The Stoics believed that Divine Reason or Fate rules the universe, and that we are all forced to obey its dictates. You can choose to go along, like a dog running beside the cart to which he is tied; or you can be dragged along by the cart; but you're going with the cart.
Our duty consists in joyful assent to the decrees of Fate. And so apathy--freedom from all passion and emotion--is the highest emotional goal. Utter indifference to external things is the key to a life lived well, if you're a Stoic. Epictetus (A.D. 50) had it down: "If you caress your wife or child, say to yourself that it is not different than if you were caressing any person. Then, if he dies, you will be unaffected." A lovely way of life, isn't it?
The Stoics believed that the universe is perfectly rational. The active principle is fire. God, or Divine Providence, is a universal, cosmic principle who forms, orders, and rules the universe. His highest manifestation is Reason, the ruling principle in mankind. The Stoics saw the universe as eternally cycling from destruction to rebirth (cf. 2 Peter 3:7, a passage often cited erroneously as having Stoic influence).

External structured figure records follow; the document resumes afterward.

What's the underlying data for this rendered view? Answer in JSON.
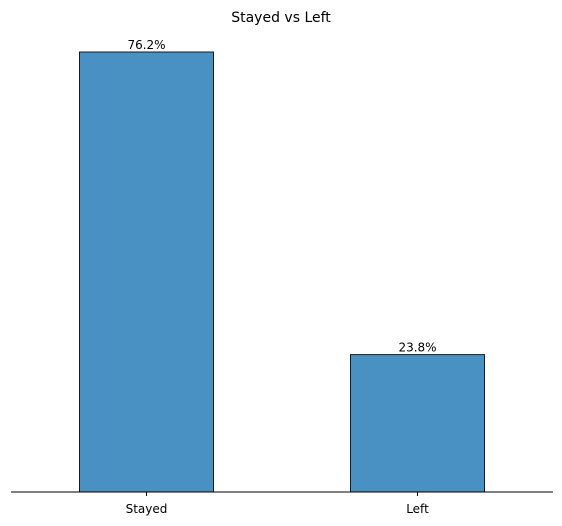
{
  "chart_data": {
    "type": "bar",
    "title": "Stayed vs Left",
    "categories": [
      "Stayed",
      "Left"
    ],
    "values": [
      76.2,
      23.8
    ],
    "data_labels": [
      "76.2%",
      "23.8%"
    ],
    "unit": "%",
    "ylim": [
      0,
      80
    ],
    "y_axis_visible": false,
    "grid": false,
    "legend": "none",
    "bar_color": "#4a91c3",
    "bar_edge_color": "#1a1a1a"
  }
}
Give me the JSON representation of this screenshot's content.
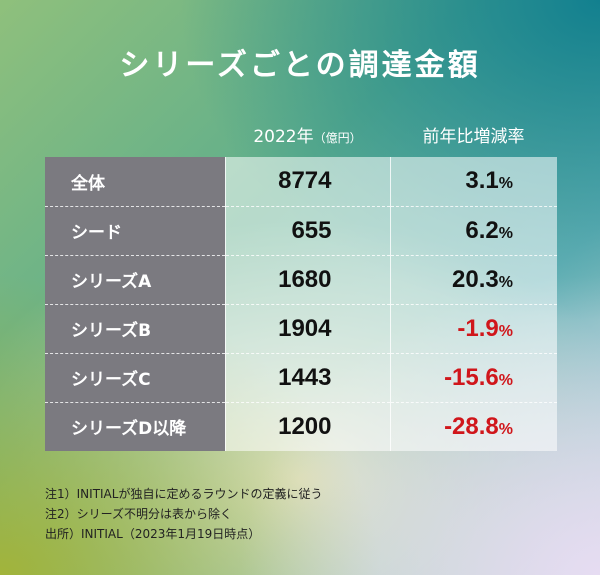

All is ordered in the Stoic world.
And so logic becomes especially important for the Stoics. It is not just a tool, as with Aristotle, but a significant part of philosophy itself. Grammar and learning occur only through the bodily senses; they are tested by reason, and if stable and ordered, they are valuable.
The Stoics strongly influenced later politics and thought, especially the doctrine of natural law as expressing the universal decrees of Divine Reason. Universal and classical Roman Law was based more on Stoicism than any other single source.